Do you possess or know of military certificates, discharges, or papers?
Can you give locations of family burial plots?
Now is time to gather family documents. The FamilySearch wiki lists official documents as:
- Certificates of birth, marriage, and death
- Wills, deeds, and property records
- Military service and pension documents
- Naturalization documents
- Medical records
- Licenses (business, marriage, fishing, driving)
- School records
- Insurance policies
Keep a record of contacts with family members on your research log. This will help you avoid duplicating your work and can help in following up later. Write notes about interviews, meetings, and reunions. Make copies of e-mails and keep copies of letters.

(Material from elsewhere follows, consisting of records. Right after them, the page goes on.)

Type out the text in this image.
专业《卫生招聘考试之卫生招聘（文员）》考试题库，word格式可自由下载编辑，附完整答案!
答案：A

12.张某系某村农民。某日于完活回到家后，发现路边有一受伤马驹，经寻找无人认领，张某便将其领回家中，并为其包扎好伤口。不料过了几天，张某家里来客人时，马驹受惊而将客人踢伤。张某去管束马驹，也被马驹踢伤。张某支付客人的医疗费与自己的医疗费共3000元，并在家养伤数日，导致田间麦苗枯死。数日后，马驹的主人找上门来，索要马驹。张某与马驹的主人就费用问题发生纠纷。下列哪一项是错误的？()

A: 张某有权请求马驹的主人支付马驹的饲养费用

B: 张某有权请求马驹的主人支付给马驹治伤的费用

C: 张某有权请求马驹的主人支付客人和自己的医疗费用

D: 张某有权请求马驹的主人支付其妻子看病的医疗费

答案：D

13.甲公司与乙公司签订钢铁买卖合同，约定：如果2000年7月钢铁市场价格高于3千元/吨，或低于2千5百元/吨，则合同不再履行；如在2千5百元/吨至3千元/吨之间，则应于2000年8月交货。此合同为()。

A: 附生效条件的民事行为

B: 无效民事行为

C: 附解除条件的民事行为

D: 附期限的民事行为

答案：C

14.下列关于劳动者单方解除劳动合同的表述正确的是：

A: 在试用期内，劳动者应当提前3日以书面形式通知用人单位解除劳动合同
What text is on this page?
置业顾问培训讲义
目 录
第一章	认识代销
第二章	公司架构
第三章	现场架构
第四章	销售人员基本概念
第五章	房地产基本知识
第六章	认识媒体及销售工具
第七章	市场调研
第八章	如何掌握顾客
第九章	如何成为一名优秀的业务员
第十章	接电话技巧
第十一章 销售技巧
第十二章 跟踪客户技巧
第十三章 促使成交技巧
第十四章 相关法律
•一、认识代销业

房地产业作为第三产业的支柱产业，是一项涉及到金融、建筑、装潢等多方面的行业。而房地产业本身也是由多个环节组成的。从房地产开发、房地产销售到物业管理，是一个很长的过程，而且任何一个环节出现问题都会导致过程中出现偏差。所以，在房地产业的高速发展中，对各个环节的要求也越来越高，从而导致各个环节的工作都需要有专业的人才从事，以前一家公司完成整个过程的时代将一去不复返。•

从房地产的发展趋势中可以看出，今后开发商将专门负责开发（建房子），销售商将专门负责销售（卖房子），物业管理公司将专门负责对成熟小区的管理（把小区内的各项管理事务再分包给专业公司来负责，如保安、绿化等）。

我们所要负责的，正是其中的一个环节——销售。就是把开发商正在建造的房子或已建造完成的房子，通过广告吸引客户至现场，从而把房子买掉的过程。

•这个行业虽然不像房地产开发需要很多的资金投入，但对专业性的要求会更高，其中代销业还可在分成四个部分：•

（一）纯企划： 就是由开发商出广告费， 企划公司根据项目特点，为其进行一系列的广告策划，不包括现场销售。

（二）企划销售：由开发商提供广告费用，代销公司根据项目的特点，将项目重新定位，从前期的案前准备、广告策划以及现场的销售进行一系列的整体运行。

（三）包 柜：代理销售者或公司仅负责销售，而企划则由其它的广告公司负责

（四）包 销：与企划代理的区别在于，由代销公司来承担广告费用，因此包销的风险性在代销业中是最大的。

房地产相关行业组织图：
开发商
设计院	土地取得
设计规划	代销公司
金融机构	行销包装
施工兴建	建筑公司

A research log is a comprehensive list of sources you already searched, or plan to search including the purpose of each search. A summary of significant findings and comments about your search should also be included.
Organizing and documenting as you go saves time in the long run. Documentation makes it easier to find and evaluate your of sources of information. If you wait, you may never do it. This results in lost and wasted time gathering information. You can have a research log for each location, ancestor, or family. Keep it simple. There are different formats for research logs depending on what information you are trying to find.